Brumund. Er hatte Brumund vergessen. Es war Mitt­woch. Brumund kam heute mit seiner Frau zum Essen. Kuper fühlte, wie die letzte Kraft aus ihm wich. Es muss­te doch nicht sein, dass er nach einem Nachmittag mit drei unausstehlichen Insulanern jetzt noch einen Fuhr­unternehmer und seine übertriebene Herzlichkeit ertragen musste. Er rappelte sich aus dem Sessel hoch. „Ich brauche erstmal eine Dusche“, ließ er seine Frau wissen, die irritiert den Kopf schüttelte, als er sich auf den Weg ins Badezimmer machte.

Während ihm das warme Wasser über Kopf und Schul­tern lief, überlegte Kuper fieberhaft, ob ihn noch etwas vor Brumund retten könnte. Außer einem Herzinfarkt fiel ihm nichts ein, Kuper sah sich selbst in einem Kranken­wagen, der mit Blaulicht zur Klinik donnerte und Brumund neben sich, der ihm aufmunternd die Wange rieb und „Das wird schon wieder, alter Freund“ rief.

Brumund besorgte den Frachtverkehr zum Fähranleger in Buttsiel. Vor ein paar Jahren hatte Kuper ihm lächelnd einen Vertrag aufgedrückt, der Brumund völlig abhängig von der Kummerooger Dampfschifffahrtsreederei und ihn praktisch zu seinem Leibeigenen machte. Seitdem hielt Brumund Kuper für seinen besten Freund. Eigenartiger­weise glaubte Bettina das auch. Die Folge waren ständige Einladungen an die Brumunds, die dann bis in den späten Abend hinein in Kupers Wohnzimmer saßen, während Kuper sich zum Trost im Stillen immer wieder die Daten für den Frachtverkehr aus der letzten Bilanz vorsagte, um nicht den Mut zu verlieren.
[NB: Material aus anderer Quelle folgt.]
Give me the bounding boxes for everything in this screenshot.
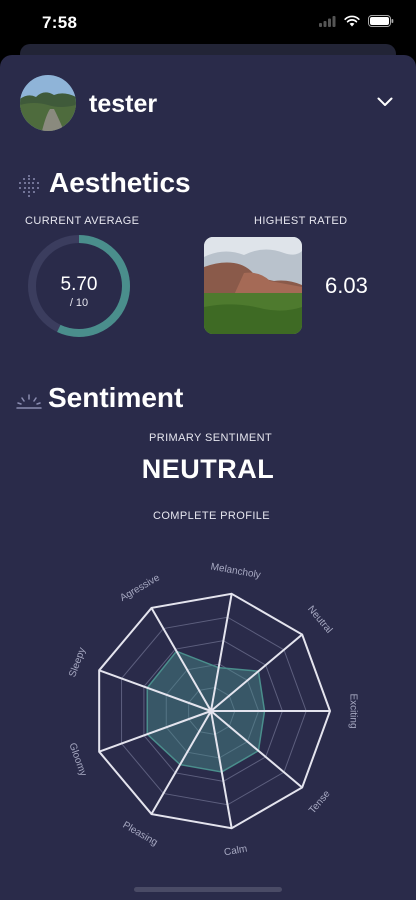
aesthetics-title: Aesthetics <box>49 167 191 198</box>
radar-axis-label: Sleepy <box>67 646 88 678</box>
sunrise-icon <box>16 394 42 409</box>
radar-axis-label: Neutral <box>305 604 334 636</box>
home-indicator <box>134 887 282 892</box>
radar-axis-label: Melancholy <box>210 561 262 581</box>
battery-icon <box>368 15 394 27</box>
highest-rated-label: HIGHEST RATED <box>254 215 348 227</box>
signal-icon <box>319 15 336 27</box>
sentiment-title: Sentiment <box>48 382 184 413</box>
sentiment-radar-chart: Melancholy Neutral Exciting Tense Calm Pleasi… <box>66 561 358 859</box>
current-average-label: CURRENT AVERAGE <box>25 215 140 227</box>
highest-rated-photo[interactable] <box>204 237 302 334</box>
radar-axis-label: Agressive <box>118 572 162 604</box>
status-time: 7:58 <box>42 13 78 32</box>
radar-axis-label: Exciting <box>347 693 358 728</box>
aesthetics-dots-icon <box>19 175 39 197</box>
highest-rated-value: 6.03 <box>325 273 368 298</box>
radar-axis-label: Pleasing <box>121 820 160 849</box>
status-icons <box>319 15 394 27</box>
current-average-scale: / 10 <box>69 297 89 309</box>
current-average-value: 5.70 <box>60 274 98 295</box>
radar-axis-label: Tense <box>307 788 333 816</box>
status-bar: 7:58 <box>0 0 416 46</box>
avatar[interactable] <box>20 75 76 131</box>
username: tester <box>89 90 158 118</box>
primary-sentiment-value: NEUTRAL <box>141 454 275 484</box>
radar-axis-label: Gloomy <box>66 742 88 778</box>
radar-axis-label: Calm <box>223 844 248 859</box>
primary-sentiment-label: PRIMARY SENTIMENT <box>149 432 273 444</box>
chevron-down-icon[interactable] <box>377 97 393 107</box>
wifi-icon <box>344 15 360 27</box>
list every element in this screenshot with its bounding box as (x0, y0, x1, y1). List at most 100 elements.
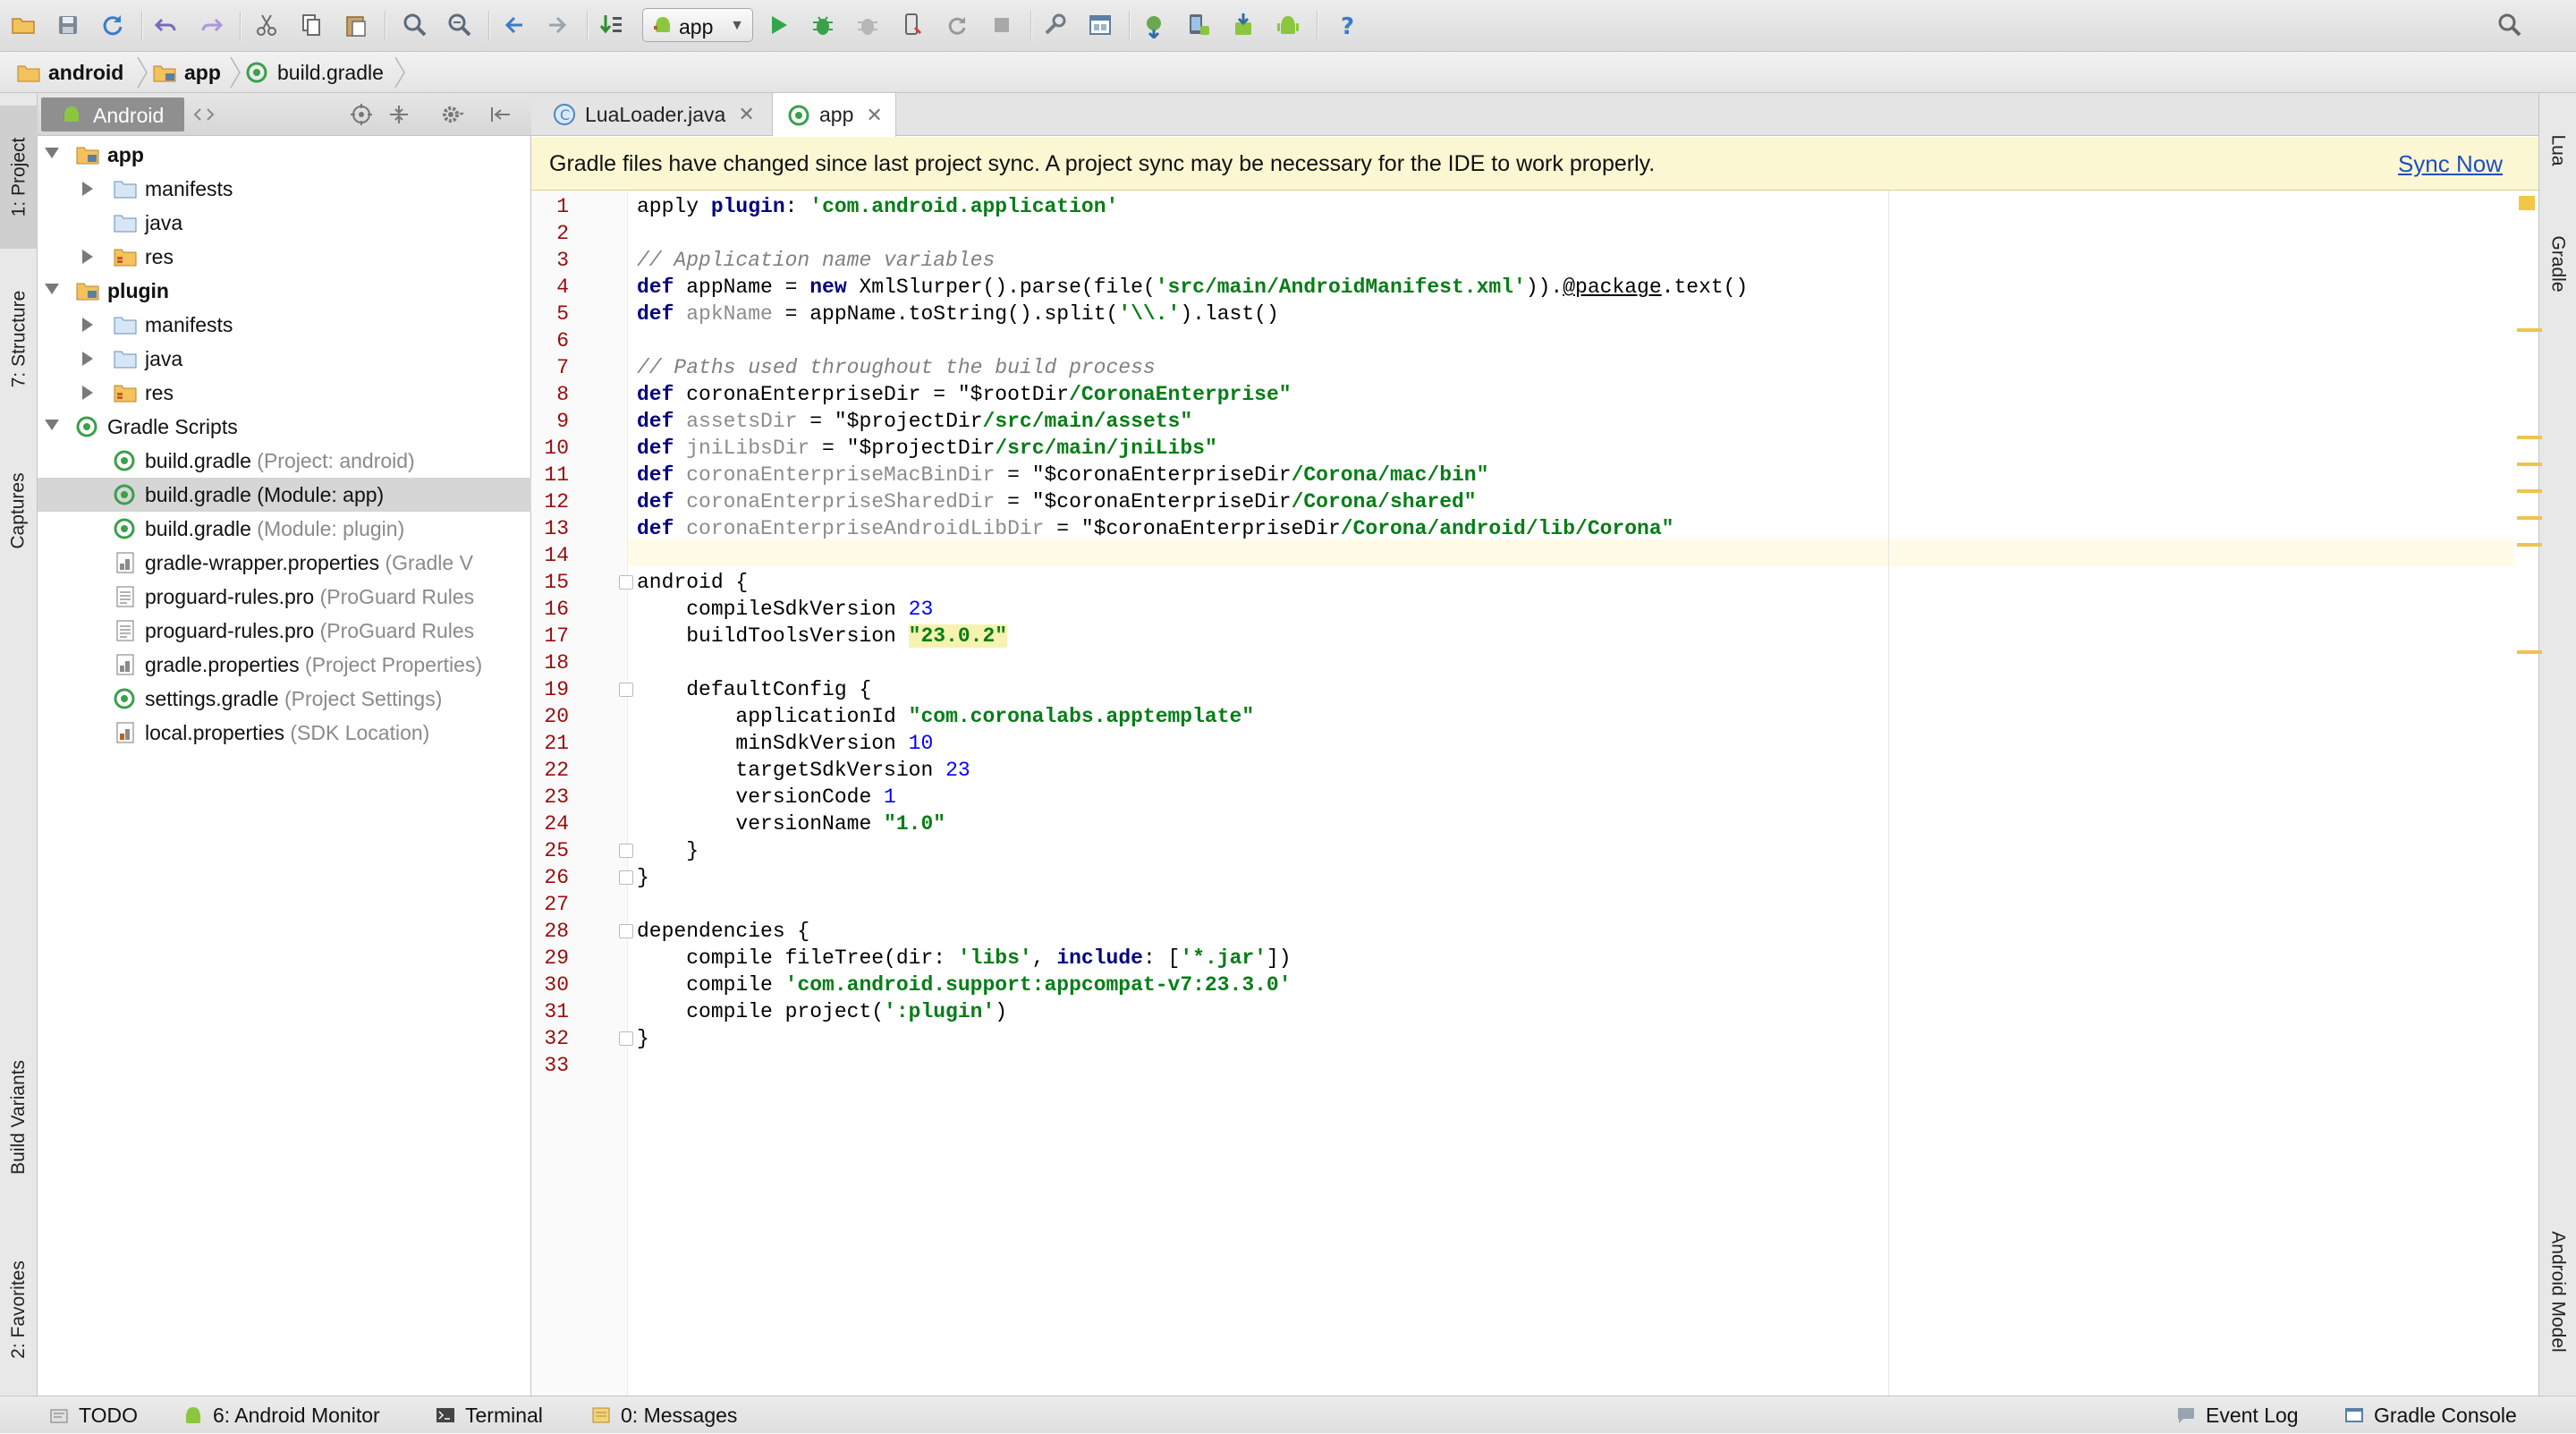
gradle-console-button[interactable]: Gradle Console (2343, 1396, 2517, 1434)
warning-marker[interactable] (2517, 650, 2542, 654)
tab-structure[interactable]: 7: Structure (0, 263, 38, 415)
tree-item-build-gradle-app[interactable]: build.gradle (Module: app) (38, 478, 531, 512)
warning-marker[interactable] (2517, 462, 2542, 466)
fold-marker-icon[interactable] (619, 1031, 633, 1046)
collapsed-arrow-icon[interactable] (82, 318, 93, 332)
tab-app-build-gradle[interactable]: app ✕ (773, 93, 896, 137)
tab-lualoader-java[interactable]: C LuaLoader.java ✕ (538, 93, 773, 136)
undo-icon[interactable] (150, 9, 182, 41)
toolbar-separator (488, 11, 490, 41)
android-device-monitor-icon[interactable] (1272, 9, 1304, 41)
tree-item-proguard-rules-plugin[interactable]: proguard-rules.pro (ProGuard Rules (38, 614, 531, 648)
run-icon[interactable] (762, 9, 794, 41)
tree-item-gradle-scripts[interactable]: Gradle Scripts (38, 410, 531, 444)
tab-build-variants[interactable]: Build Variants (0, 1014, 38, 1220)
tree-item-java[interactable]: java (38, 206, 531, 240)
tree-item-res[interactable]: res (38, 240, 531, 274)
avd-manager-icon[interactable] (1182, 9, 1215, 41)
sync-icon[interactable] (97, 9, 129, 41)
tab-favorites[interactable]: 2: Favorites (0, 1229, 38, 1390)
collapsed-arrow-icon[interactable] (82, 250, 93, 264)
line-number: 1 (556, 195, 569, 218)
android-monitor-button[interactable]: 6: Android Monitor (182, 1396, 380, 1434)
collapse-all-icon[interactable] (386, 102, 411, 127)
collapsed-arrow-icon[interactable] (82, 352, 93, 366)
gear-icon[interactable] (440, 102, 465, 127)
help-icon[interactable]: ? (1331, 9, 1363, 41)
breadcrumb-android[interactable]: android (16, 52, 123, 93)
todo-button[interactable]: TODO (48, 1396, 138, 1434)
fold-marker-icon[interactable] (619, 870, 633, 885)
attach-debugger-icon[interactable] (852, 9, 884, 41)
warning-marker[interactable] (2517, 489, 2542, 493)
sync-gradle-icon[interactable] (1138, 9, 1170, 41)
tree-item-java[interactable]: java (38, 342, 531, 376)
event-log-button[interactable]: Event Log (2175, 1396, 2299, 1434)
tree-item-res[interactable]: res (38, 376, 531, 410)
save-all-icon[interactable] (52, 9, 84, 41)
back-arrow-icon[interactable] (497, 9, 530, 41)
collapsed-arrow-icon[interactable] (82, 386, 93, 400)
forward-arrow-icon[interactable] (542, 9, 574, 41)
event-log-icon (2178, 1408, 2194, 1423)
tree-item-plugin[interactable]: plugin (38, 274, 531, 308)
hide-panel-icon[interactable] (488, 102, 513, 127)
warning-marker[interactable] (2517, 328, 2542, 332)
close-icon[interactable]: ✕ (866, 104, 882, 127)
tab-gradle[interactable]: Gradle (2539, 206, 2576, 322)
tree-item-gradle-properties[interactable]: gradle.properties (Project Properties) (38, 648, 531, 682)
run-configuration-dropdown[interactable]: app ▼ (642, 8, 753, 42)
breadcrumb-app[interactable]: app (152, 52, 221, 93)
sync-now-link[interactable]: Sync Now (2398, 150, 2503, 178)
scroll-from-source-icon[interactable] (349, 102, 374, 127)
tab-project[interactable]: 1: Project (0, 106, 38, 249)
stop-icon[interactable] (986, 9, 1018, 41)
line-number: 10 (544, 437, 569, 460)
settings-wrench-icon[interactable] (1039, 9, 1072, 41)
replace-icon[interactable] (444, 9, 476, 41)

Das heiße Wasser aus der Brause schwemmte Brumund aus Edmunds Gedanken. Das Badezimmer mit seinen schwarz-weißen Kacheln und den Armaturen mit den weißen Keramikknöpfen war für ihn schon immer der einzige angenehme Platz im ganzen Haus gewesen. Kuper hatte das Haus von seinem Vater geerbt, einen düsteren Bau aus doppelt gebranntem Klinker aus den 30er Jahren, durch den ständig ein eisiger Hauch zog.

Kuper dachte oft wehmütig an das heitere Jugendstil­haus, das sein Großvater draußen am Sieltief gebaut hatte, ein verspielter Bau mit hohen, luftigen Räumen voller Sonne. Edmunds Vater fand jedoch, dass es für einen Geschäftsmann nicht passend sei und baute den steifen Klinkerbau direkt vor das alte Sieltor, mitten in Buttsiel. In Großvaters Jugendstilhaus war ein Holländer eingezogen, von dem Geld, das er Kupers Vater gezahlt hatte, ließ der die „Germania“ bauen. Nicht die „Germania“, die heute nach Kummeroog fuhr, sondern deren Vorgängerin, die Kuper abwracken ließ, als er Ende der 70er Jahre die Reederei übernahm.

Das Schiff seines Vaters war er losgeworden, nicht aber das zugige Haus. Selbst zwischen den schmucklosen Backsteinhäusern der Fischer in Buttsiel machte es einen strengen Eindruck, und so, wie jeder im Ort vor Kupers Vater den Hut gezogen hatte, betrachteten sie auch das Haus mit Respekt. Kuper hatte immer schon darin gefro­ren, so lange er denken konnte. Einzig im Badezimmer, das erst nach dem Krieg eingebaut worden war und ein ehemaliges Dienstmädchenzimmer ersetzt hatte, fühlte er sich geborgen. Jetzt stand er eingeseift im warmen Brau­seregen und ließ die Gedanken treiben.

Ob Brumund sich wohl noch hin und wieder mit Rosi Lücht traf? Sie war einmal Edmunds Geliebte gewesen, aber er hatte das Mädchen schnell über gehabt und so hatte er sie Brumund quasi geschenkt, indem er Rosi weismachte, dass Brumund ein ebenso wichtiger Geschäftsmann war wie er selbst und sehr großzügig sein würde. Brumund war voller Dankbarkeit gewesen, glaub­te von da an fest an seine Freundschaft zu dem Reederei­vorstand. Später hatte Rosi Edmund wieder Leid getan, aber das Verhältnis der beiden war schnell wieder vorbei gewesen. Edmund vermisste sie nicht, noch nicht einmal ihren anschmiegsamen Körper, der ihm so oft gegeben hatte, was Bettina seit Jahren verweigerte. Nach der Geburt ihres Sohnes hatte er sich mit seiner Frau noch eine Weile um eine Tochter bemüht, doch hatten sie beide diesen Plan nach einiger Zeit aufgegeben. Edmund war kein Mann mit starken körperlichen Bedürfnissen. Er hatte auch nie das Gefühl gehabt, dass er Rosi glücklich machen könnte. Die üppige Blondine hatte keine Nachfolgerin gehabt, und Edmund war zufrieden mit seiner selbstgewählten Askese. Was er suchte, war eine Befriedigung weit jenseits allen körperlichen Genusses.